'AdBlock Radio’ wants to use A.I. and Shazam-like tech to end podcast ads

Its goal is to play a role in creating 'new experiences for streaming media' worth paying for.

Wellington Nem listens to Apple Airpods.

No matter where you go, ads in our real and digital lives are incessant. And in the opinion of Alexandre Storelli, creator of a tool called ‘Adblock Radio’, they’re not only a nuisance but a dangerous way companies are manipulating their audience.

“Ads exploit the weaknesses of many defenseless souls,” Storelli told Motherboard Wednesday. “Ads dishonestly tempt people, steal their time and promise them a higher social status. Blocking them will be a relieving experience for many.”

In his interview with Motherboard, Storelli states that the over-consumerism encourages by this onslaught of ads is contributing to the climate crisis facing our planet. And while that itself may be a bit of a leap, on his blog, Storelli continues on to say that he’s not necessarily advocating for a totally free audio world — after all, podcasters and radio hosts need to make a living somehow — but that he instead advocates for a shifting of the business model that would support “new experiences for streaming media that will be worth paying for.”

Radio: a big holdout from the ad blocker.
Radio: a big holdout from the ad blocker.

Adblocking plug-ins for your browser are already a common remedy for web or video-based ads, but when it comes to audio the challenge of blocking them becomes a little trickier because you first need a tool that can listen to and identify an ad from music or conversation. Storelli has been at this project for nearly four years now and describes a trial and error process which included failed approaches like speech recognition, looking for patterns in volume level or timing, and crowd sourcing. While some had marginal success, they were far from reliable.

Storelli only more recently settled on an approach that can reliably identify and block these ads for listeners, using machine learning to sort types of audio and something called ‘acoustic fingerprinting’ to refine those sorted results.

For Adblock Radio, differentiating between music, talking or advertisement is essential. To do this, Storelli started by training a neural network on small samples of audio that had sections identified as either music, advertisement or talking to help it learn to identify the different characteristics of these types. By November 2018, Storelli says he’d trained the network on “66 hours of ads, 96 of talk and 73 of music.”

If the network identifies an audio sample incorrectly, Storelli says that users can flag the error in Adblock Radio. But, Storelli found that the neural network itself was not enough to power Adblock Radio.

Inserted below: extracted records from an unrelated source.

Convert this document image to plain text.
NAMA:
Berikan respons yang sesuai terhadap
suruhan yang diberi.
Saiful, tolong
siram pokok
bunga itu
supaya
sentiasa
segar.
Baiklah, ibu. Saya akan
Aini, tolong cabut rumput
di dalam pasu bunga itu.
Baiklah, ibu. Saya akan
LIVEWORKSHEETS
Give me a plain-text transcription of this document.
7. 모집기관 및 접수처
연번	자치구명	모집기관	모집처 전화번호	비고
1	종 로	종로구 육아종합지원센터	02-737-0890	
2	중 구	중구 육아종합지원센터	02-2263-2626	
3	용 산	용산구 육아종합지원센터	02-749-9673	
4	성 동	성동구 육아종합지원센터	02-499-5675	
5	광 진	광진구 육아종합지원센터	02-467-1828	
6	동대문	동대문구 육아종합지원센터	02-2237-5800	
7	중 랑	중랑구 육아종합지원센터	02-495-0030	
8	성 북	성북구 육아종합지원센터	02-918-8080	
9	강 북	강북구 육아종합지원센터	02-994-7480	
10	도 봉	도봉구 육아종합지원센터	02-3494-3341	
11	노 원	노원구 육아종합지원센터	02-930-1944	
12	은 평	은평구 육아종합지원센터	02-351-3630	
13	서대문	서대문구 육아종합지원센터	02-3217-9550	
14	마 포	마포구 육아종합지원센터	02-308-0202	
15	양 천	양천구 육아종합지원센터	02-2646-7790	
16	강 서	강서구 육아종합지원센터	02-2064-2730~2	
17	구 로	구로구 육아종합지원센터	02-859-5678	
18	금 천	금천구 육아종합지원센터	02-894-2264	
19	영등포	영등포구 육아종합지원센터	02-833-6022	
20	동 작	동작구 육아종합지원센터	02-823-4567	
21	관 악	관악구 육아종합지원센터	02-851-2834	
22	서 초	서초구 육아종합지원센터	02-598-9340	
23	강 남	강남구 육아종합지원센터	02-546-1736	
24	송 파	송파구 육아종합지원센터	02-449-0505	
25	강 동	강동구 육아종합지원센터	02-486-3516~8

Storelli says that by 2018 Adblock's neural network had been trained on "66 hours of ads, 96 of talk and 73 of music" to recognize and categorize different types of audio.
Storelli says that by 2018 Adblock's neural network had been trained on "66 hours of ads, 96 of talk and 73 of music" to recognize and categorize different types of audio.

To further refine the categorizations made by the neural network, Adblock also uses a technique called acoustic fingerprinting, which is more or less what it sounds like. Audio fingerprints are created by converting audio features into a series of numbers. Known ads are fingerprinted and stored in a database. If a live ad is played that matches something in the database, it is identified and blocked.

This is a similar approach to that of the music-identifying service Shazam, which was originally a stand-alone app before being bought two years ago by Apple and integrated into its music service and Siri. The main difference is that instead of combining it with machine learning like Adblock Radio, Shazam sticks mostly to using only acoustic fingerprinting. This is likely because, as a music-specific service, it has little need to also differentiate between talking as well.

An obvious downside to Adblock Radio is that acoustic fingerprinting is restricted to identifying only ads it’s heard before. Storelli says he’s looking into ways to help automate the database maintenance process as well.

Together in harmony, Adblock Radio’s neural network identifies types of audio and the acoustic fingerprint database helps verify it if the network gets confused. Like any good digital crusader, the code for Adblock Radio is available for free on GitHub.

Adblock Radio is currently compatible with 79 radio stations across 13 countries and is looking to expand. But, while an ad blocker like this may seem innocuous to users, it is a big concern for media companies and one that companies like Facebook has already taken action to push-back against when it comes to web ads.

Instead of bankrupting these companies, Storelli hopes that Adblock Radio will force them to find new and more conscientious business strategies that consider the effects of the products they promote and the methods they use.

“Adblock Radio’s long-term vision is to create new experiences for streaming media that will be worth paying for,” Storelli wrote on his blog. “[S]o that artists get paid and ads won’t be necessary anymore.”